Summary Under the proposed Cloud and AI Development Act (CADA), public bodies possess a specific, conditional right to require that customer data be stored or processed outside the European Union, but only for cloud services recognised at Union assurance levels 1, 2, and 3. This flexibility is explicitly written into the criteria for these tiers as an exception: "unless the public sector body explicitly requires otherwise." However, this exception does not exist for Union assurance level 4. For Level 4 services, which are designated for sensitive data and critical public-order activities, the regulation mandates that such data must remain exclusively within the Union at all times, with no possibility for a public body to override this requirement.
Detail
The proposed Cloud and AI Development Act (CADA), as set out in COM(2026) 502 final, establishes a "Union cloud computing sovereignty framework" to address risks related to third-country control and operational autonomy. This framework is built on four distinct Union assurance levels (UALs). The rules governing where data can reside differ significantly between the lower tiers (1–3) and the highest tier (4), creating a nuanced regime where public procurement choices directly dictate data geography.
The Explicit Exception for Levels 1, 2, and 3
For the first three assurance levels, the proposal acknowledges that not all public sector activities require strict data localisation. To accommodate global collaboration, legacy system integration, or specific operational needs, the text includes a deliberate carve-out.
- Union Assurance Level 1: Under Annex II, Section 1.1(c), the baseline rule requires that customer data (including metadata and telemetry) processed by the provider and its subcontractors remain exclusively within the Union. However, the text immediately qualifies this with the phrase: "unless the public sector body explicitly requires otherwise." This grants the contracting authority the power to contractually mandate data residency outside the EU for Level 1 services.
- Union Assurance Level 2: The same flexibility applies. Annex II, Section 2.1(c) stipulates that data must remain within the Union, "unless the public sector body explicitly requires otherwise." This allows public bodies to opt for non-EU data storage even when the service meets the higher cybersecurity and personnel criteria of Level 2.
- Union Assurance Level 3: Even at this tier, which involves stricter controls on third-country influence and personnel, the data residency rule retains the exception.
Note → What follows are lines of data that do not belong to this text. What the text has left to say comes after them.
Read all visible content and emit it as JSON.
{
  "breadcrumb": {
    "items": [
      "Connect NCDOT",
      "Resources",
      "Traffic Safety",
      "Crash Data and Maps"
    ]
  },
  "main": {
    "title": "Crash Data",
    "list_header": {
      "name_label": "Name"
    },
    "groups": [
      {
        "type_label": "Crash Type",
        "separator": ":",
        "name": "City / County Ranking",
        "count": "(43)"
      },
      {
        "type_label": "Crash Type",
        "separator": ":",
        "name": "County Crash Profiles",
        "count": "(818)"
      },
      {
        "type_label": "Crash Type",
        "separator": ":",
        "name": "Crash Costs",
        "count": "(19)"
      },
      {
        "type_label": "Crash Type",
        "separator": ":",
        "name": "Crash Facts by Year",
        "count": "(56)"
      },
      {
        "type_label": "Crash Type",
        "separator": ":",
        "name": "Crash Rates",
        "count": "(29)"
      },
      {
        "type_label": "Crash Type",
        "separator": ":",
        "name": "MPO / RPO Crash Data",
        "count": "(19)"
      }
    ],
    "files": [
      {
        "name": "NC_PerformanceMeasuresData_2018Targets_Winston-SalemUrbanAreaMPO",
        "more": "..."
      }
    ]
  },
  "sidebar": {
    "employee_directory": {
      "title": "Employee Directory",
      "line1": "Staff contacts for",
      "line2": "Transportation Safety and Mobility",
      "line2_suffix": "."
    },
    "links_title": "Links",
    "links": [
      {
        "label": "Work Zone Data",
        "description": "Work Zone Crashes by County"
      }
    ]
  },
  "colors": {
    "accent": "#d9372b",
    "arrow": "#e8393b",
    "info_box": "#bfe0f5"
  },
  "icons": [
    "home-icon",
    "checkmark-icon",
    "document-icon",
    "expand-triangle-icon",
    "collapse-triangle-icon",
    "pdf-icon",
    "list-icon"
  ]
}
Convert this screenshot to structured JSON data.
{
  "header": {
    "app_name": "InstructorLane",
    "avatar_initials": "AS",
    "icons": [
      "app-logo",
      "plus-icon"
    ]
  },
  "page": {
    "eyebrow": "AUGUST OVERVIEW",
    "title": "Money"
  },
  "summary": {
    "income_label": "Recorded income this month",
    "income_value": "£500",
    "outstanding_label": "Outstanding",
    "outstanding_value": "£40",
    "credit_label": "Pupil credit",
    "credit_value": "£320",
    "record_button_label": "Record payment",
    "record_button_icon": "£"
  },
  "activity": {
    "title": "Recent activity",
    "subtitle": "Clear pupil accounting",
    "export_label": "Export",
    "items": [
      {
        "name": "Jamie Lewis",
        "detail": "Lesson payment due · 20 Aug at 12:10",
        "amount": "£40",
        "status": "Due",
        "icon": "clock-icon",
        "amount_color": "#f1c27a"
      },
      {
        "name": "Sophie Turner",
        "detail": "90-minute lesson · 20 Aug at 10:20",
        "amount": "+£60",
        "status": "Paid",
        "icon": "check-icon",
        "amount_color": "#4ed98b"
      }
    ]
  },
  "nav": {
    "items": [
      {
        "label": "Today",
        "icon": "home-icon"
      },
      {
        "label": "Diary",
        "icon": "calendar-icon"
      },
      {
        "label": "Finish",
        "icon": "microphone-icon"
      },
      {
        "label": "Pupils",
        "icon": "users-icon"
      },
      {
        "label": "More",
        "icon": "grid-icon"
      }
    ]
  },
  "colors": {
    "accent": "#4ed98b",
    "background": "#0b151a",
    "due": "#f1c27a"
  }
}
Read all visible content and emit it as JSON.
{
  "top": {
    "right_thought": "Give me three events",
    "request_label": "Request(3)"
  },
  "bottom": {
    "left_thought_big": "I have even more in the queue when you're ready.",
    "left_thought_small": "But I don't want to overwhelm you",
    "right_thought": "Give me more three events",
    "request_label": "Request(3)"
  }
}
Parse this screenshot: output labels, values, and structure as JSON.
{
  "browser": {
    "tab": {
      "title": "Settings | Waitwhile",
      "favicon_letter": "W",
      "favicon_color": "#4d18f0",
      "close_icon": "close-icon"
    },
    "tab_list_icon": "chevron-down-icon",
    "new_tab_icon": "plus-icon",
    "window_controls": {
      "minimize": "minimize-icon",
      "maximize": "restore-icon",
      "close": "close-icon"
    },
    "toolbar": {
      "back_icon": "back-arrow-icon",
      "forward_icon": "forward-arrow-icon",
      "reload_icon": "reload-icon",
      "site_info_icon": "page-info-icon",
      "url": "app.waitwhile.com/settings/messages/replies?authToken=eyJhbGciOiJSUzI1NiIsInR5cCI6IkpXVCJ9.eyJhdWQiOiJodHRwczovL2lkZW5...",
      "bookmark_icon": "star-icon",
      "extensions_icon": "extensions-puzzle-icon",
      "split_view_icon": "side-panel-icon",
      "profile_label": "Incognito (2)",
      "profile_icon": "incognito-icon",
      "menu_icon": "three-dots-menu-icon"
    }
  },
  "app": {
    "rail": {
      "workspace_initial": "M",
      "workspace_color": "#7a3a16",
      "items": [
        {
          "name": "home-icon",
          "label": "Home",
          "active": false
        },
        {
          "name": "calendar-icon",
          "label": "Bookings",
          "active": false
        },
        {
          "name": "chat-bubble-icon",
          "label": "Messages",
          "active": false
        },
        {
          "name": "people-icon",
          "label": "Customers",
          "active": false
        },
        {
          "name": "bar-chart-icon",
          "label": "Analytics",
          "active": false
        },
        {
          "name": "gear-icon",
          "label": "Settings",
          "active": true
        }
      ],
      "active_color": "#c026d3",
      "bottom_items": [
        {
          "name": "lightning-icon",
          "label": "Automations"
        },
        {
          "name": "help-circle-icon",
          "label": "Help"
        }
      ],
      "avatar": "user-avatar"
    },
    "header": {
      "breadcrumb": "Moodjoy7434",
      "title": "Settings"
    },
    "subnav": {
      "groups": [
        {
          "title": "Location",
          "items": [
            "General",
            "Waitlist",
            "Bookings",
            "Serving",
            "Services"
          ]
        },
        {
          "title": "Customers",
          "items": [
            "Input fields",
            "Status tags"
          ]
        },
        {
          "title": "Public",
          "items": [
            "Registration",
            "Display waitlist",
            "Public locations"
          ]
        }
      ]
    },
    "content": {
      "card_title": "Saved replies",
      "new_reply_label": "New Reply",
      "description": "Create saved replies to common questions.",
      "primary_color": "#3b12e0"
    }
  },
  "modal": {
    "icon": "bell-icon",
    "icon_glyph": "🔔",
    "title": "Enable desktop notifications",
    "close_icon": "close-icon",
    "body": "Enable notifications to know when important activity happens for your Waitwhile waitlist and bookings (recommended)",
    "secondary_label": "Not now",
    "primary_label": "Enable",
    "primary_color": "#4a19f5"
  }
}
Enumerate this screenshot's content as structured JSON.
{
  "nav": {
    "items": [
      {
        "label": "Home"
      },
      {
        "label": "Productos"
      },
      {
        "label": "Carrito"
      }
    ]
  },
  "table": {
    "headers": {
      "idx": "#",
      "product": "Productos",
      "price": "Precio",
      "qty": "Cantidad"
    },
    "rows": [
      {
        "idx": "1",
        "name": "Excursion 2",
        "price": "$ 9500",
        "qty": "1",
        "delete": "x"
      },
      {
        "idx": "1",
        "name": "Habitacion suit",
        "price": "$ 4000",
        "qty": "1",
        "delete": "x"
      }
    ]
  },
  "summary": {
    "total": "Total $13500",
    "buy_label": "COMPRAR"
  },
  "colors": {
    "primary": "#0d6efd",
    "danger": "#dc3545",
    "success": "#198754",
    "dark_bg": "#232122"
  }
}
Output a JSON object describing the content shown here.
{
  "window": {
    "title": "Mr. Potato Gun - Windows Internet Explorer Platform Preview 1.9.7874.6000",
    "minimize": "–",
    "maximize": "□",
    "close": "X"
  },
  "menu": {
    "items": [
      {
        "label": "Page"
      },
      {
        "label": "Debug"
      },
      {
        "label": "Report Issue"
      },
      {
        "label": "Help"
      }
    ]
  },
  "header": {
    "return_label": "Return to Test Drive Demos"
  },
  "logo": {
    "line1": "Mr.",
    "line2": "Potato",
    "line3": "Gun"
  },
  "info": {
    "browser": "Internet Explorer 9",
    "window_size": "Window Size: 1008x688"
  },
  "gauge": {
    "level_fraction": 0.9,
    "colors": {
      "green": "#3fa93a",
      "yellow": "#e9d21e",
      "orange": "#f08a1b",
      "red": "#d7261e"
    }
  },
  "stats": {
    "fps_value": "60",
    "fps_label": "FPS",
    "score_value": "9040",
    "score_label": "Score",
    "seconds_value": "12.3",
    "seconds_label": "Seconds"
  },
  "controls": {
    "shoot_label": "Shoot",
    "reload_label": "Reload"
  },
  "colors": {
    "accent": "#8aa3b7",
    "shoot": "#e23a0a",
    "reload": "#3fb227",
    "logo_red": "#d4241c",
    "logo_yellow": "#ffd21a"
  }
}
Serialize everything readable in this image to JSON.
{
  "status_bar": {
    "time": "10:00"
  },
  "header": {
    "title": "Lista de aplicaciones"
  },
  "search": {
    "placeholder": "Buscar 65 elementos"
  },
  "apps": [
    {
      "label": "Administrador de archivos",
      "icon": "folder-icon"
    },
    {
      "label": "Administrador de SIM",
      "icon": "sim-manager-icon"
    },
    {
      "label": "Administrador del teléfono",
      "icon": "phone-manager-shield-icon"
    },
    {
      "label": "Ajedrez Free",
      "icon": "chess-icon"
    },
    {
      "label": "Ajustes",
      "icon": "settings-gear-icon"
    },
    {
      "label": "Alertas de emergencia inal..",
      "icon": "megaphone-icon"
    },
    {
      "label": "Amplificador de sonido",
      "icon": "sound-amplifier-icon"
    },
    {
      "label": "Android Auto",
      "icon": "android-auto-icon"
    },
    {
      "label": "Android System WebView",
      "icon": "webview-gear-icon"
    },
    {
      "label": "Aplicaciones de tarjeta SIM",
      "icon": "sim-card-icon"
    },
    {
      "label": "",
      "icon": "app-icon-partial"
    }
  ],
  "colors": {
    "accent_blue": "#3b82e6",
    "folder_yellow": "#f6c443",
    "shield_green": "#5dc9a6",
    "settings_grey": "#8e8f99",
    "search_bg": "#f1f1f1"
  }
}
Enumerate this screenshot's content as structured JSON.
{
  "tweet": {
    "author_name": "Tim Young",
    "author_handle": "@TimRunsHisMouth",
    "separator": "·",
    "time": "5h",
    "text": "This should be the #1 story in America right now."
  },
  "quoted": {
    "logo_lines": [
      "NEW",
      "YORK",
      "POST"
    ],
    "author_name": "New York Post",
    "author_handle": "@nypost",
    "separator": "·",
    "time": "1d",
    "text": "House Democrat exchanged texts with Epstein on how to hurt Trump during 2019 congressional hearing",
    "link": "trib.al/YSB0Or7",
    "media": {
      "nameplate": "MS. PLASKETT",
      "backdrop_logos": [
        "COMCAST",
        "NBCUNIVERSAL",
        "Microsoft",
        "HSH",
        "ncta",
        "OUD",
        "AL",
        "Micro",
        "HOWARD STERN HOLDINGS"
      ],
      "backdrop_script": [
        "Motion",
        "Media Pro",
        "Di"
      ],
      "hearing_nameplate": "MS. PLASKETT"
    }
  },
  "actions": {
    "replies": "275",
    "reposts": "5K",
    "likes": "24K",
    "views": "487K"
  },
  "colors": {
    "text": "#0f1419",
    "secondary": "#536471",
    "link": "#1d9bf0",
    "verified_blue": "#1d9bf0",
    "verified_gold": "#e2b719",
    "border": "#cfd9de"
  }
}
Annex II, Section 3.1(c) states that data must remain exclusively within the Union, "unless the public sector body explicitly requires otherwise."
It is important to note that this exception is conditional and explicit. The default position of CADA is EU-only residency. A public body cannot passively accept data outside the EU; it must actively and explicitly state this requirement in its procurement documents or contractual agreements. Furthermore, this exception applies specifically to data. Other criteria, such as the location of infrastructure, may also have similar exceptions (e.g., Annex II, Section 1.1(b) regarding infrastructure location), but the data rule is the most critical for sovereignty assessments.
The Absolute Prohibition for Level 4
The flexibility granted in the lower tiers vanishes completely at Union assurance level 4. This level is designed for the most sensitive data and activities critical to the preservation of public order, such as defence, justice, and national security.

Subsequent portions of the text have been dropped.